The MAEBB Second semester Urban Interventions Studio project is located in Valencia for 2022
The second semester of MAEBB is the time for students to immerse themselves in a full fledged studio project, pushing them to learn and incorporate several aspects of ecological building practice into a single, cohesive proposal. This year, the students have been given the opportunity to re-create and re-imagine a proposal for a new ecological community planned for Valencia in 2008. That plan, called Sociopolis, was put on hold after the market crash of 2008, but now MAEBB students are revisiting the work to explore its revolutionary potential, and see how it could help them chart a course to a more environmentally sensitive urban approach to architecture. The plan was bold for its time, and focused on creating a usable, ecological and collaborative urban plan that rivaled the monumentality of other projects happening at the time.

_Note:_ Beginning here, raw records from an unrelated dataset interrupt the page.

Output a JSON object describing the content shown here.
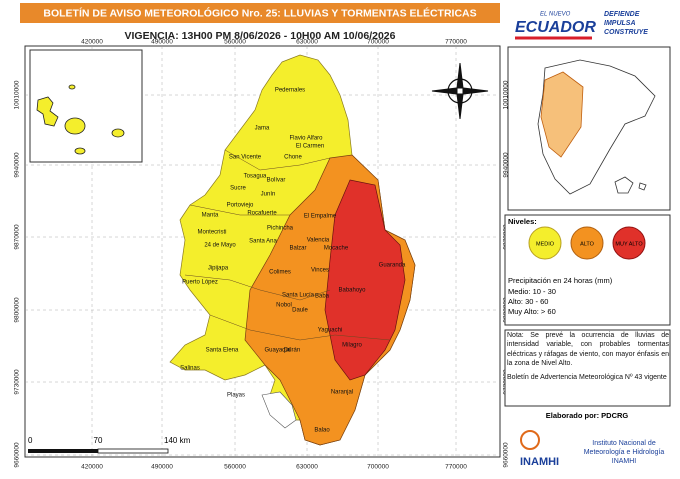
{
  "header": {
    "title": "BOLETÍN DE AVISO METEOROLÓGICO  Nro. 25: LLUVIAS Y TORMENTAS ELÉCTRICAS",
    "validity": "VIGENCIA: 13H00 PM 8/06/2026 - 10H00 AM 10/06/2026"
  },
  "logo": {
    "tag": "EL NUEVO",
    "name": "ECUADOR",
    "motto": [
      "DEFIENDE",
      "IMPULSA",
      "CONSTRUYE"
    ]
  },
  "grid": {
    "x_labels": [
      "420000",
      "490000",
      "560000",
      "630000",
      "700000",
      "770000"
    ],
    "y_labels": [
      "10010000",
      "9940000",
      "9870000",
      "9800000",
      "9730000",
      "9660000"
    ]
  },
  "scale": [
    "0",
    "70",
    "140 km"
  ],
  "places": [
    "Pedernales",
    "Jama",
    "Flavio Alfaro",
    "El Carmen",
    "San Vicente",
    "Chone",
    "Sucre",
    "Tosagua",
    "Bolívar",
    "Junín",
    "Portoviejo",
    "Rocafuerte",
    "Manta",
    "Montecristi",
    "Santa Ana",
    "24 de Mayo",
    "Pichincha",
    "El Empalme",
    "Balzar",
    "Puerto López",
    "Jipijapa",
    "Colimes",
    "Vinces",
    "Santa Lucía",
    "Daule",
    "Nobol",
    "Guayaquil",
    "Playas",
    "Santa Elena",
    "Salinas",
    "Valencia",
    "Mocache",
    "Baba",
    "Babahoyo",
    "Guaranda",
    "Milagro",
    "Naranjal",
    "Balao",
    "Durán",
    "Yaguachi"
  ],
  "legend": {
    "title": "Niveles:",
    "levels": [
      "MEDIO",
      "ALTO",
      "MUY ALTO"
    ],
    "precip_title": "Precipitación en 24 horas (mm)",
    "ranges": [
      "Medio: 10 - 30",
      "Alto: 30 - 60",
      "Muy Alto: > 60"
    ]
  },
  "note": [
    "Nota: Se prevé la ocurrencia de lluvias de intensidad variable, con probables tormentas eléctricas y ráfagas de viento, con mayor énfasis en la zona de Nivel Alto.",
    "Boletín de Advertencia Meteorológica Nº 43 vigente"
  ],
  "credit": "Elaborado por: PDCRG",
  "institute": {
    "acronym": "INAMHI",
    "lines": [
      "Instituto Nacional de",
      "Meteorología e Hidrología",
      "INAMHI"
    ]
  }
}
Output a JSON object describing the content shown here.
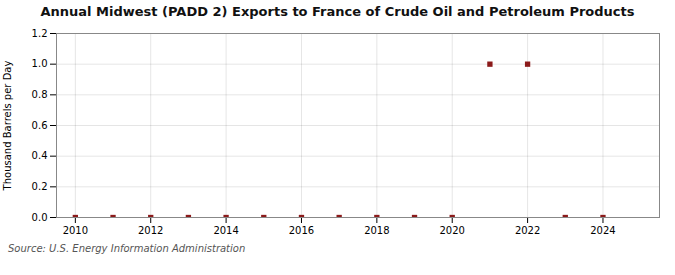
{
  "chart_data": {
    "type": "scatter",
    "title": "Annual Midwest (PADD 2) Exports to France of Crude Oil and Petroleum Products",
    "ylabel": "Thousand Barrels per Day",
    "source": "Source: U.S. Energy Information Administration",
    "x": [
      2010,
      2011,
      2012,
      2013,
      2014,
      2015,
      2016,
      2017,
      2018,
      2019,
      2020,
      2021,
      2022,
      2023,
      2024
    ],
    "values": [
      0.0,
      0.0,
      0.0,
      0.0,
      0.0,
      0.0,
      0.0,
      0.0,
      0.0,
      0.0,
      0.0,
      1.0,
      1.0,
      0.0,
      0.0
    ],
    "color": "#8b1a1a",
    "marker": "square",
    "xlim": [
      2009.5,
      2025.5
    ],
    "xticks": [
      2010,
      2012,
      2014,
      2016,
      2018,
      2020,
      2022,
      2024
    ],
    "ylim": [
      0.0,
      1.2
    ],
    "yticks": [
      {
        "value": 0.0,
        "label": "0.0"
      },
      0.2,
      0.4,
      0.6,
      0.8,
      {
        "value": 1.0,
        "label": "1.0"
      },
      1.2
    ],
    "grid": true
  }
}
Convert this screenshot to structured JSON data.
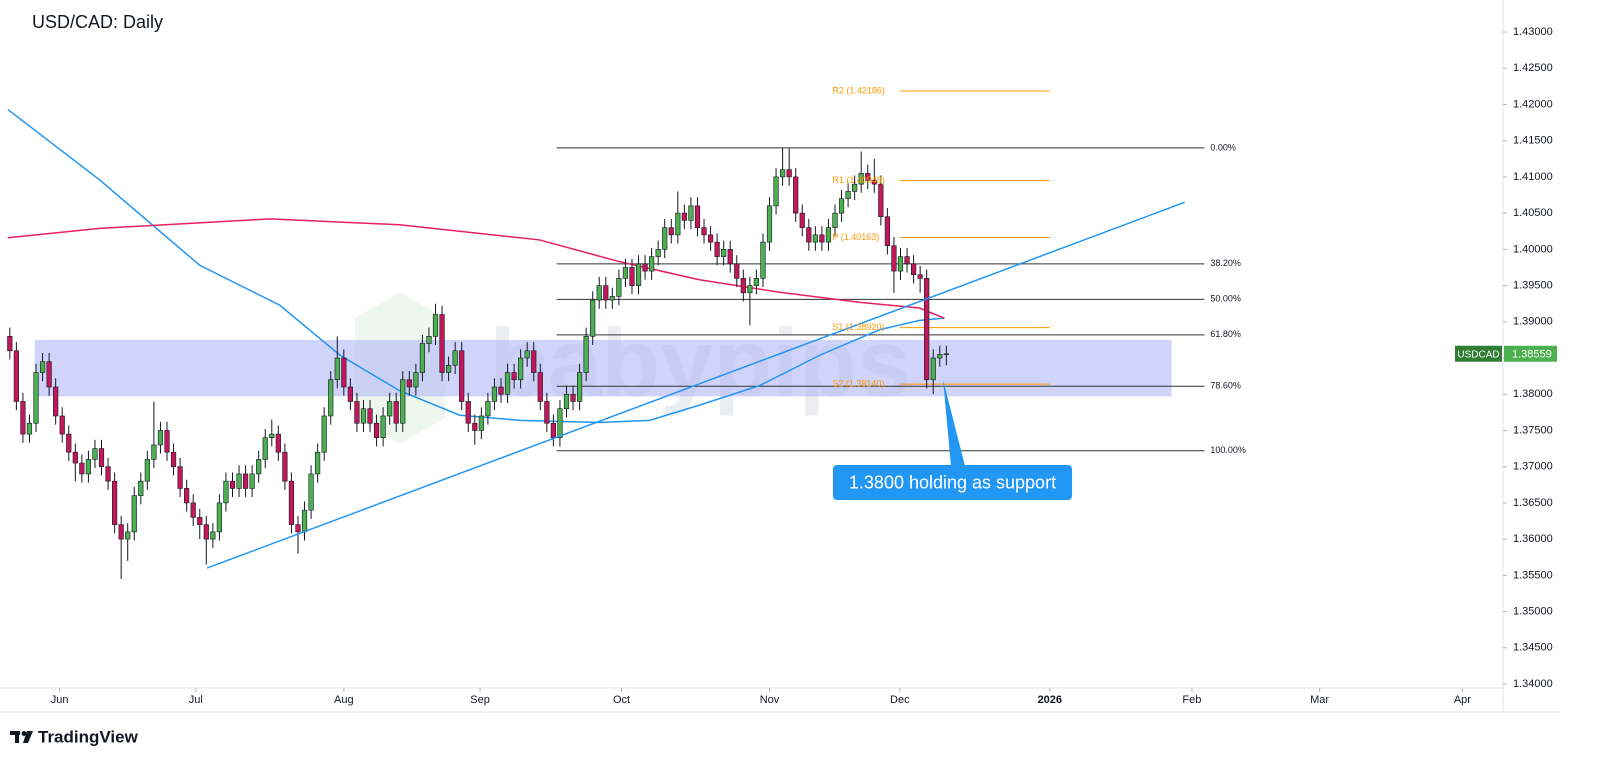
{
  "chart_data": {
    "type": "candlestick",
    "title": "USD/CAD: Daily",
    "symbol": "USDCAD",
    "last_price": 1.38559,
    "up_color": "#4caf50",
    "down_color": "#c2185b",
    "xlim": [
      -1.5,
      228
    ],
    "xticks": [
      {
        "value": 7.6,
        "label": "Jun"
      },
      {
        "value": 28.4,
        "label": "Jul"
      },
      {
        "value": 51,
        "label": "Aug"
      },
      {
        "value": 71.8,
        "label": "Sep"
      },
      {
        "value": 93.4,
        "label": "Oct"
      },
      {
        "value": 116,
        "label": "Nov"
      },
      {
        "value": 135.9,
        "label": "Dec"
      },
      {
        "value": 158.8,
        "label": "2026"
      },
      {
        "value": 180.5,
        "label": "Feb"
      },
      {
        "value": 200,
        "label": "Mar"
      },
      {
        "value": 221.8,
        "label": "Apr"
      }
    ],
    "ylim": [
      1.33945,
      1.43442
    ],
    "yticks": [
      {
        "value": 1.34,
        "label": "1.34000"
      },
      {
        "value": 1.345,
        "label": "1.34500"
      },
      {
        "value": 1.35,
        "label": "1.35000"
      },
      {
        "value": 1.355,
        "label": "1.35500"
      },
      {
        "value": 1.36,
        "label": "1.36000"
      },
      {
        "value": 1.365,
        "label": "1.36500"
      },
      {
        "value": 1.37,
        "label": "1.37000"
      },
      {
        "value": 1.375,
        "label": "1.37500"
      },
      {
        "value": 1.38,
        "label": "1.38000"
      },
      {
        "value": 1.385,
        "label": "1.38500"
      },
      {
        "value": 1.39,
        "label": "1.39000"
      },
      {
        "value": 1.395,
        "label": "1.39500"
      },
      {
        "value": 1.4,
        "label": "1.40000"
      },
      {
        "value": 1.405,
        "label": "1.40500"
      },
      {
        "value": 1.41,
        "label": "1.41000"
      },
      {
        "value": 1.415,
        "label": "1.41500"
      },
      {
        "value": 1.42,
        "label": "1.42000"
      },
      {
        "value": 1.425,
        "label": "1.42500"
      },
      {
        "value": 1.43,
        "label": "1.43000"
      }
    ],
    "ohlc": [
      [
        1.388,
        1.3892,
        1.3848,
        1.386
      ],
      [
        1.386,
        1.3872,
        1.3778,
        1.379
      ],
      [
        1.379,
        1.3802,
        1.3733,
        1.3745
      ],
      [
        1.3745,
        1.3772,
        1.3733,
        1.376
      ],
      [
        1.376,
        1.3842,
        1.3748,
        1.383
      ],
      [
        1.383,
        1.3857,
        1.3818,
        1.3845
      ],
      [
        1.3845,
        1.3857,
        1.3798,
        1.381
      ],
      [
        1.381,
        1.3822,
        1.3758,
        1.377
      ],
      [
        1.377,
        1.3782,
        1.3733,
        1.3745
      ],
      [
        1.3745,
        1.3757,
        1.3708,
        1.372
      ],
      [
        1.372,
        1.3732,
        1.368,
        1.3705
      ],
      [
        1.3705,
        1.3717,
        1.3678,
        1.369
      ],
      [
        1.369,
        1.3722,
        1.3678,
        1.371
      ],
      [
        1.371,
        1.3737,
        1.3698,
        1.3725
      ],
      [
        1.3725,
        1.3737,
        1.3688,
        1.37
      ],
      [
        1.37,
        1.3712,
        1.3668,
        1.368
      ],
      [
        1.368,
        1.3692,
        1.3608,
        1.362
      ],
      [
        1.362,
        1.3632,
        1.3545,
        1.36
      ],
      [
        1.36,
        1.3622,
        1.357,
        1.361
      ],
      [
        1.361,
        1.3672,
        1.3598,
        1.366
      ],
      [
        1.366,
        1.3692,
        1.3648,
        1.368
      ],
      [
        1.368,
        1.3722,
        1.3668,
        1.371
      ],
      [
        1.371,
        1.379,
        1.3698,
        1.373
      ],
      [
        1.373,
        1.3762,
        1.3718,
        1.375
      ],
      [
        1.375,
        1.3762,
        1.3708,
        1.372
      ],
      [
        1.372,
        1.3732,
        1.3688,
        1.37
      ],
      [
        1.37,
        1.3712,
        1.3658,
        1.367
      ],
      [
        1.367,
        1.3682,
        1.3638,
        1.365
      ],
      [
        1.365,
        1.3662,
        1.3618,
        1.363
      ],
      [
        1.363,
        1.3642,
        1.36,
        1.362
      ],
      [
        1.362,
        1.3632,
        1.3565,
        1.36
      ],
      [
        1.36,
        1.3622,
        1.3588,
        1.361
      ],
      [
        1.361,
        1.3662,
        1.3598,
        1.365
      ],
      [
        1.365,
        1.3692,
        1.3638,
        1.368
      ],
      [
        1.368,
        1.3692,
        1.3658,
        1.367
      ],
      [
        1.367,
        1.3702,
        1.3658,
        1.369
      ],
      [
        1.369,
        1.3702,
        1.3658,
        1.367
      ],
      [
        1.367,
        1.3702,
        1.3658,
        1.369
      ],
      [
        1.369,
        1.3722,
        1.3678,
        1.371
      ],
      [
        1.371,
        1.3752,
        1.3698,
        1.374
      ],
      [
        1.374,
        1.3765,
        1.3728,
        1.3745
      ],
      [
        1.3745,
        1.3757,
        1.3708,
        1.372
      ],
      [
        1.372,
        1.3732,
        1.3668,
        1.368
      ],
      [
        1.368,
        1.3692,
        1.3608,
        1.362
      ],
      [
        1.362,
        1.3632,
        1.358,
        1.361
      ],
      [
        1.361,
        1.3652,
        1.3598,
        1.364
      ],
      [
        1.364,
        1.3702,
        1.3628,
        1.369
      ],
      [
        1.369,
        1.3732,
        1.3678,
        1.372
      ],
      [
        1.372,
        1.3782,
        1.3708,
        1.377
      ],
      [
        1.377,
        1.3832,
        1.3758,
        1.382
      ],
      [
        1.382,
        1.388,
        1.3808,
        1.385
      ],
      [
        1.385,
        1.3862,
        1.3798,
        1.381
      ],
      [
        1.381,
        1.3822,
        1.3778,
        1.379
      ],
      [
        1.379,
        1.3802,
        1.3748,
        1.376
      ],
      [
        1.376,
        1.3792,
        1.3748,
        1.378
      ],
      [
        1.378,
        1.3792,
        1.3748,
        1.376
      ],
      [
        1.376,
        1.3772,
        1.3728,
        1.374
      ],
      [
        1.374,
        1.3782,
        1.3728,
        1.377
      ],
      [
        1.377,
        1.3802,
        1.3758,
        1.379
      ],
      [
        1.379,
        1.3802,
        1.3748,
        1.376
      ],
      [
        1.376,
        1.3832,
        1.3748,
        1.382
      ],
      [
        1.382,
        1.3832,
        1.3798,
        1.381
      ],
      [
        1.381,
        1.3842,
        1.3798,
        1.383
      ],
      [
        1.383,
        1.3882,
        1.3818,
        1.387
      ],
      [
        1.387,
        1.3892,
        1.3858,
        1.388
      ],
      [
        1.388,
        1.3925,
        1.3868,
        1.391
      ],
      [
        1.391,
        1.3922,
        1.3818,
        1.383
      ],
      [
        1.383,
        1.3852,
        1.3818,
        1.384
      ],
      [
        1.384,
        1.3872,
        1.3828,
        1.386
      ],
      [
        1.386,
        1.3872,
        1.3778,
        1.379
      ],
      [
        1.379,
        1.3802,
        1.3748,
        1.376
      ],
      [
        1.376,
        1.3772,
        1.373,
        1.375
      ],
      [
        1.375,
        1.3782,
        1.3738,
        1.377
      ],
      [
        1.377,
        1.3802,
        1.3758,
        1.379
      ],
      [
        1.379,
        1.3822,
        1.3778,
        1.381
      ],
      [
        1.381,
        1.3822,
        1.3788,
        1.38
      ],
      [
        1.38,
        1.3842,
        1.3788,
        1.383
      ],
      [
        1.383,
        1.3842,
        1.3808,
        1.382
      ],
      [
        1.382,
        1.3862,
        1.3808,
        1.385
      ],
      [
        1.385,
        1.3872,
        1.3838,
        1.386
      ],
      [
        1.386,
        1.3872,
        1.3818,
        1.383
      ],
      [
        1.383,
        1.3842,
        1.3778,
        1.379
      ],
      [
        1.379,
        1.3802,
        1.3748,
        1.376
      ],
      [
        1.376,
        1.3772,
        1.3728,
        1.374
      ],
      [
        1.374,
        1.3792,
        1.3728,
        1.378
      ],
      [
        1.378,
        1.3812,
        1.3768,
        1.38
      ],
      [
        1.38,
        1.3812,
        1.3778,
        1.379
      ],
      [
        1.379,
        1.3842,
        1.3778,
        1.383
      ],
      [
        1.383,
        1.3892,
        1.3818,
        1.388
      ],
      [
        1.388,
        1.3942,
        1.3868,
        1.393
      ],
      [
        1.393,
        1.3962,
        1.3918,
        1.395
      ],
      [
        1.395,
        1.3962,
        1.3918,
        1.393
      ],
      [
        1.393,
        1.3947,
        1.3918,
        1.3935
      ],
      [
        1.3935,
        1.3972,
        1.3923,
        1.396
      ],
      [
        1.396,
        1.3987,
        1.3948,
        1.3975
      ],
      [
        1.3975,
        1.3987,
        1.3938,
        1.395
      ],
      [
        1.395,
        1.3992,
        1.3938,
        1.398
      ],
      [
        1.398,
        1.3992,
        1.3958,
        1.397
      ],
      [
        1.397,
        1.4002,
        1.3958,
        1.399
      ],
      [
        1.399,
        1.4012,
        1.3978,
        1.4
      ],
      [
        1.4,
        1.4042,
        1.3988,
        1.403
      ],
      [
        1.403,
        1.4042,
        1.4008,
        1.402
      ],
      [
        1.402,
        1.408,
        1.4008,
        1.405
      ],
      [
        1.405,
        1.4062,
        1.4028,
        1.404
      ],
      [
        1.404,
        1.4072,
        1.4028,
        1.406
      ],
      [
        1.406,
        1.4072,
        1.4018,
        1.403
      ],
      [
        1.403,
        1.4042,
        1.4008,
        1.402
      ],
      [
        1.402,
        1.4032,
        1.3998,
        1.401
      ],
      [
        1.401,
        1.4022,
        1.3978,
        1.399
      ],
      [
        1.399,
        1.4012,
        1.3978,
        1.4
      ],
      [
        1.4,
        1.4012,
        1.3968,
        1.398
      ],
      [
        1.398,
        1.3992,
        1.3948,
        1.396
      ],
      [
        1.396,
        1.3972,
        1.3928,
        1.394
      ],
      [
        1.394,
        1.3962,
        1.3895,
        1.395
      ],
      [
        1.395,
        1.3972,
        1.3938,
        1.396
      ],
      [
        1.396,
        1.4022,
        1.3948,
        1.401
      ],
      [
        1.401,
        1.4072,
        1.3998,
        1.406
      ],
      [
        1.406,
        1.4112,
        1.4048,
        1.41
      ],
      [
        1.41,
        1.414,
        1.4088,
        1.411
      ],
      [
        1.411,
        1.414,
        1.4088,
        1.41
      ],
      [
        1.41,
        1.4112,
        1.4038,
        1.405
      ],
      [
        1.405,
        1.4062,
        1.4018,
        1.403
      ],
      [
        1.403,
        1.4042,
        1.3998,
        1.401
      ],
      [
        1.401,
        1.4032,
        1.3998,
        1.402
      ],
      [
        1.402,
        1.4032,
        1.3998,
        1.401
      ],
      [
        1.401,
        1.4042,
        1.3998,
        1.403
      ],
      [
        1.403,
        1.4062,
        1.4018,
        1.405
      ],
      [
        1.405,
        1.4082,
        1.4038,
        1.407
      ],
      [
        1.407,
        1.4092,
        1.4058,
        1.408
      ],
      [
        1.408,
        1.4102,
        1.4068,
        1.409
      ],
      [
        1.409,
        1.4135,
        1.4078,
        1.4105
      ],
      [
        1.4105,
        1.4117,
        1.4083,
        1.4095
      ],
      [
        1.4095,
        1.4125,
        1.4078,
        1.409
      ],
      [
        1.409,
        1.4102,
        1.4033,
        1.4045
      ],
      [
        1.4045,
        1.4057,
        1.3993,
        1.4005
      ],
      [
        1.4005,
        1.4017,
        1.394,
        1.397
      ],
      [
        1.397,
        1.4002,
        1.3958,
        1.399
      ],
      [
        1.399,
        1.4002,
        1.3968,
        1.398
      ],
      [
        1.398,
        1.3992,
        1.3953,
        1.3965
      ],
      [
        1.3965,
        1.3977,
        1.394,
        1.396
      ],
      [
        1.396,
        1.3972,
        1.3808,
        1.382
      ],
      [
        1.382,
        1.3862,
        1.38,
        1.385
      ],
      [
        1.385,
        1.3867,
        1.3838,
        1.3855
      ],
      [
        1.3855,
        1.3867,
        1.384,
        1.38559
      ]
    ],
    "lines": [
      {
        "color": "#2196f3",
        "x": [
          -0.3,
          13.7,
          29,
          41.2,
          50.4,
          59.5,
          68.7,
          77.9,
          90.1,
          97.7,
          105.3,
          114.5,
          123.7,
          132.8,
          138.9,
          142.7
        ],
        "values": [
          1.4193,
          1.4096,
          1.3978,
          1.3923,
          1.3854,
          1.3805,
          1.3771,
          1.3764,
          1.3761,
          1.3764,
          1.3785,
          1.3812,
          1.3854,
          1.3889,
          1.3902,
          1.3905
        ]
      },
      {
        "color": "#e91e63",
        "x": [
          -0.3,
          13.7,
          39.7,
          59.5,
          80.9,
          93.1,
          105.3,
          117.4,
          129.7,
          138.9,
          142.7
        ],
        "values": [
          1.4016,
          1.4029,
          1.4042,
          1.4034,
          1.4013,
          1.3983,
          1.3958,
          1.3941,
          1.3927,
          1.3919,
          1.3905
        ]
      }
    ],
    "trendline": {
      "color": "#2196f3",
      "x": [
        30.1,
        179.4
      ],
      "values": [
        1.356,
        1.4065
      ]
    },
    "zone": {
      "color": "#b3b8f7",
      "x": [
        3.8,
        177.4
      ],
      "values": [
        1.3797,
        1.3875
      ]
    },
    "fibonacci": {
      "color": "#333333",
      "x": [
        83.5,
        182.4
      ],
      "levels": [
        {
          "value": 1.414,
          "label": "0.00%"
        },
        {
          "value": 1.398,
          "label": "38.20%"
        },
        {
          "value": 1.3931,
          "label": "50.00%"
        },
        {
          "value": 1.3882,
          "label": "61.80%"
        },
        {
          "value": 1.3811,
          "label": "78.60%"
        },
        {
          "value": 1.3722,
          "label": "100.00%"
        }
      ]
    },
    "pivots": {
      "color": "#ff9800",
      "label_x": 125.6,
      "x": [
        135.9,
        158.8
      ],
      "levels": [
        {
          "value": 1.42186,
          "label": "R2 (1.42186)"
        },
        {
          "value": 1.40948,
          "label": "R1 (1.40948)"
        },
        {
          "value": 1.40163,
          "label": "P (1.40163)"
        },
        {
          "value": 1.3892,
          "label": "S1 (1.38920)"
        },
        {
          "value": 1.3814,
          "label": "S2 (1.38140)"
        }
      ]
    },
    "annotation": {
      "text": "1.3800 holding as support",
      "x": 142.5,
      "value": 1.382,
      "color": "#2196f3"
    },
    "watermark": "babypips",
    "brand": "TradingView"
  }
}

Visiting the Former Sociopolis site, and taking a tour of the city of Valencia to absorb the context
To initiate their new project, students traveled to the site of the former Sociopolis site to see the context for themselves. The legacy of the project remains alive in the form of a large municipal urban gardening plot that was installed before the project was paused. This space has a large presence on site, like a green oasis in the middle of the concrete ocean, and the students were quick to realize how this could inform their designs. Their new proposals will have to take into account what is already existing on the site, transforming the best aspects into a new potential.
Expert guidance from Valencia native and Placemaking Europe director Ramon Marrades
To assist in the learning process on site, longtime Valencia resident Ramon Marrades joined the tour to educate the students on the history of urban development in the city. Ramon currently serves as the head of Placemaking Europe, and was leading the redevelopment of the waterfront zone of Valencia for many years, so his insights were incredibly valuable to the students as they learned more about the context of their new proposals. Ramon extolled the value of dynamic, transformable and tactical urban interventions that could be adapted to suit many needs. The so-called ‘event-based’ urban planning scheme that has dominated Valencia’s urban fabric has led to a series of mistakes and blown budgets, due to its short sighted vision of how to use public space in the city. Instead, Marrades insisted that MAEBB students look to the sustainability principles of the circular economy and reciprocal design they have learned from Valldaura and apply them here.